In 1927, Canberra Scouts together with members from other States provided support for the opening of Parliament House. The Scouts camped behind the Prime Minister's Lodge in Deakin. The scouts helped with car parking, carrying messages, and stoking the wood-fired boilers at the restaurant marquees.

In 1934, Canberra Scouts attended the first Australian Scout Jamboree in Frankston, near Melbourne.

Lady Baden-Powell visited Canberra in 1948 and attended a reception in the grounds of Acton House. She visited again in 1967 when a rally was held at the Manuka Oval.
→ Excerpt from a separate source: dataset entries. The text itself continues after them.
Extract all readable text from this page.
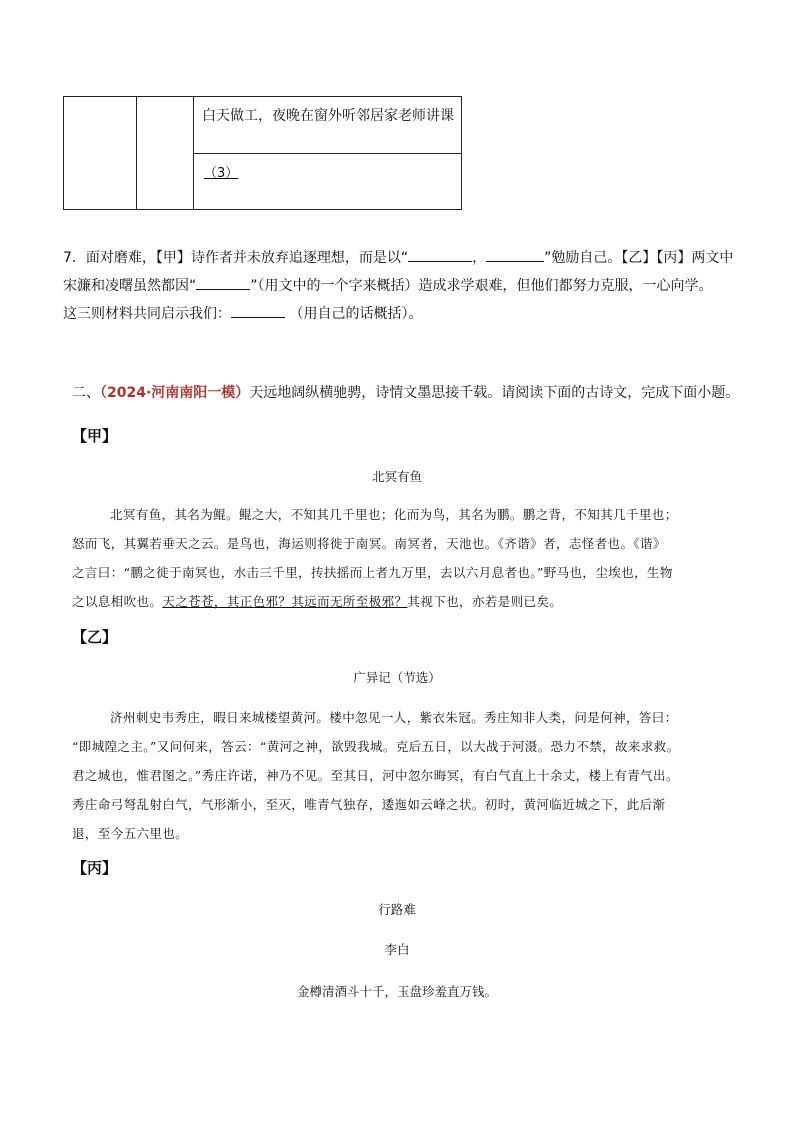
白天做工，夜晚在窗外听邻居家老师讲课
（3）
7．面对磨难，【甲】诗作者并未放弃追逐理想，而是以“	，	”勉励自己。【乙】【丙】两文中
宋濂和凌曙虽然都因“	”（用文中的一个字来概括）造成求学艰难，但他们都努力克服，一心向学。
这三则材料共同启示我们：	（用自己的话概括）。
二、（2024·河南南阳一模）天远地阔纵横驰骋，诗情文墨思接千载。请阅读下面的古诗文，完成下面小题。
【甲】
北冥有鱼
北冥有鱼，其名为鲲。鲲之大，不知其几千里也；化而为鸟，其名为鹏。鹏之背，不知其几千里也；
怒而飞，其翼若垂天之云。是鸟也，海运则将徙于南冥。南冥者，天池也。《齐谐》者，志怪者也。《谐》
之言曰：“鹏之徙于南冥也，水击三千里，抟扶摇而上者九万里，去以六月息者也。”野马也，尘埃也，生物
之以息相吹也。天之苍苍，其正色邪？其远而无所至极邪？其视下也，亦若是则已矣。
【乙】
广异记（节选）
济州刺史韦秀庄，暇日来城楼望黄河。楼中忽见一人，紫衣朱冠。秀庄知非人类，问是何神，答曰：
“即城隍之主。”又问何来，答云：“黄河之神，欲毁我城。克后五日，以大战于河滠。恐力不禁，故来求救。
君之城也，惟君图之。”秀庄许诺，神乃不见。至其日，河中忽尔晦冥，有白气直上十余丈，楼上有青气出。
秀庄命弓弩乱射白气，气形渐小，至灭，唯青气独存，逶迤如云峰之状。初时，黄河临近城之下，此后渐
退，至今五六里也。
【丙】
行路难
李白
金樽清酒斗十千，玉盘珍羞直万钱。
In 1957 to celebrate the 50th Anniversary, a camp was held in front of the Australian War Memorial.

Before 1981, Scouts in Canberra were part of the New South Wales branch Being part of the Queanbeyan and ACT District.

On 1 April 2006, Scouts in the Australian Capital Territory celebrated their branch's 25th anniversary with a party in Glebe Park, Canberra, where they were presented with the Key to the City of Canberra in recognition of service to the community. The scouts have decided to use the privilege to camp overnight in otherwise forbidden places in the city, for example on top of Mount Majura which is part of the Canberra Nature Park, under the Giant Mushroom in Belconnen Markets, in the middle of Page Oval and on an island in Lake Tuggeranong.

In 2006 there are approximately 1800 scouts in Canberra and 430 adult scout leaders.

==Gang Shows==
- Canberra Gang Show - started in 1966.